WCZUWANIE SIĘ W RYTM NATURY, CZYLI SPOSÓB NA WYCISZENIE SIĘ

WCZUWANIE SIĘ W RYTM NATURY, CZYLI SPOSÓB NA WYCISZENIE SIĘ

Wczuwanie się w rytmy natury to skuteczny, a zarazem prosty sposób na wyciszenie się i skupienie na tym, co dzieje się tu i teraz. Można to robić wszędzie – prowadząc samochód, zmy­wając naczynia, idąc korytarzem, kochając się. A oto, na czym owa technika polega.

Możesz wypróbować jej działanie natychmiast. Nawet te­raz, gdy czytasz tę książkę. Zacznij od wsłuchania się w rytm własnego ciała. Skieruj uwagę ku swemu wnętrzu i staraj się dostrzec jego brzmienie, nawet jeśli jest ledwie słyszalne. Na­stępnie zwróć uwagę na to, czego dotykasz. Przyjrzyj się swym dłoniom, w których trzymasz książkę (czy masz rozluźnione ramiona?), poczuj oparcie krzesła na swych plecach, dotyk ubrania na ciele. Pozwól, by te doznania stały się jeszcze bar­dziej intensywne, by zaczęły na ciebie oddziaływać.

Po jakimś czasie skieruj swą uwagę na świat zewnętrzny. Spójrz wokół siebie, pozwól zmysłom czuć i słyszeć otaczają­cą cię rzeczywistość. Świadomie otwórz się na to, co dzieje się w twym otoczeniu. Dosłownie: ?oprzytomnij”.

W powyższym procesie dostrzeżesz trzy różne płaszczyzny doznań:

płynące z wnętrza (rytmy wewnątrz twego ciała) – czy jesteś pełen energii, zmęczony, wypoczęty, a może nale­ży zmienić pozycję, w jakiej siedzisz?
płynące z dotyku – czego dotykasz, gdzie spoczywają twoje dłonie, czy czujesz na twarzy dotyk świeżego po­wietrza?
płynące z otoczenia – co dzieje się wokół ciebie, czy sły­szysz jakieś dźwięki, czy dostrzegasz kolory?

W momencie gdy uzmysłowisz sobie istnienie owych trzech sfer świadomości, niczego nie oczekując i niczego nie ocenia­jąc, zaczniesz odczuwać skutki ich oddziaływania.
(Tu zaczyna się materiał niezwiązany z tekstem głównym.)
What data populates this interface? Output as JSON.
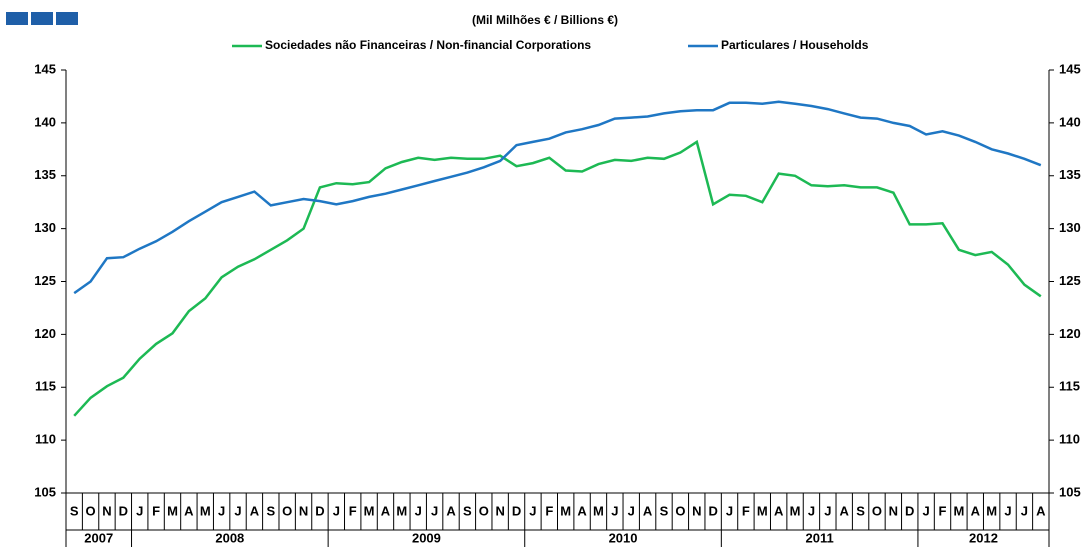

Po pierw­sze, twój umysł przestanie pracować tak gorączkowo. Zapra­gniesz przedłużyć urok i bogactwo chwili. Po drugie, sygnały płynące z bodźców zewnętrznych staną się bardziej wyrazi­ste – zakomunikują ci na przykład, że należy zrobić przerwę, rozprostować kości, pójść do łazienki, przekąsić coś itd.

Nadaktywność umysłu powoduje, że nieustannie jesteśmy czymś zaniepokojeni. Najlepszym sposobem na ukojenie ner­wów jest odwrócenie uwagi od spraw wzbudzających niepo­kój i skierowanie jej na coś innego, co rzeczywiście istnieje i jest w naszym zasięgu. Jeśli prowadzimy samochód, poczuj­my opór kierownicy. Jeśli napełniamy pralkę, wsłuchajmy się w szum wody. Jeśli trzymamy dziecko na kolanach, poczujmy dotyk i ciepło jego ciała.
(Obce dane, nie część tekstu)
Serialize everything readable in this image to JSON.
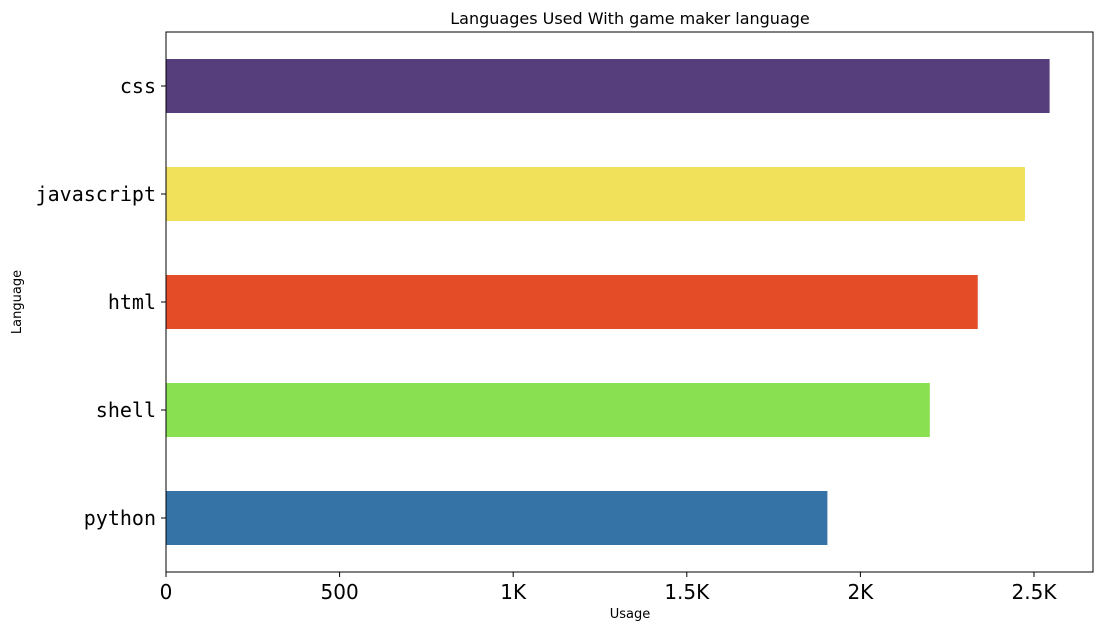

W przeciwieństwie do technik relaksacyjnych, wsłuchiwa­nie się w rytm natury może się odbywać wszędzie i trwać do­wolnie długo. Choć metoda ta jest tak naturalna jak oddycha­nie, stosowanie jej wymaga pewnych ćwiczeń i przygoto­wania psychicznego. Warto jednak spróbować, a z pewno­ścią okaże się, że jest to sposób walki ze stresem, na którym można całkowicie polegać. Małe dzieci są niejako z natury czułe na owe rytmy. Osoby zachowujące się naturalnie, żyją­ce w zgodzie z przyrodą, zwykle również charakteryzuje ta­ka wrażliwość. My możemy być tacy sami, jeśli będziemy spędzać w ich towarzystwie więcej czasu. Im lepiej wykształ­cimy w sobie zdolność do wczuwania się, tym bardziej obce staną się dla nas inne stany duchowe. Gdy tylko zaczniemy odczuwać niepokój, działać gorączkowo, gdy nasze myśli ugrzęzną w jakimś punkcie – natychmiast zdamy sobie z tego sprawę. Będziemy wówczas mogli łagodnie przejść w błogi stan odczuwania rzeczywistości i skupić się na tym, co tu i teraz.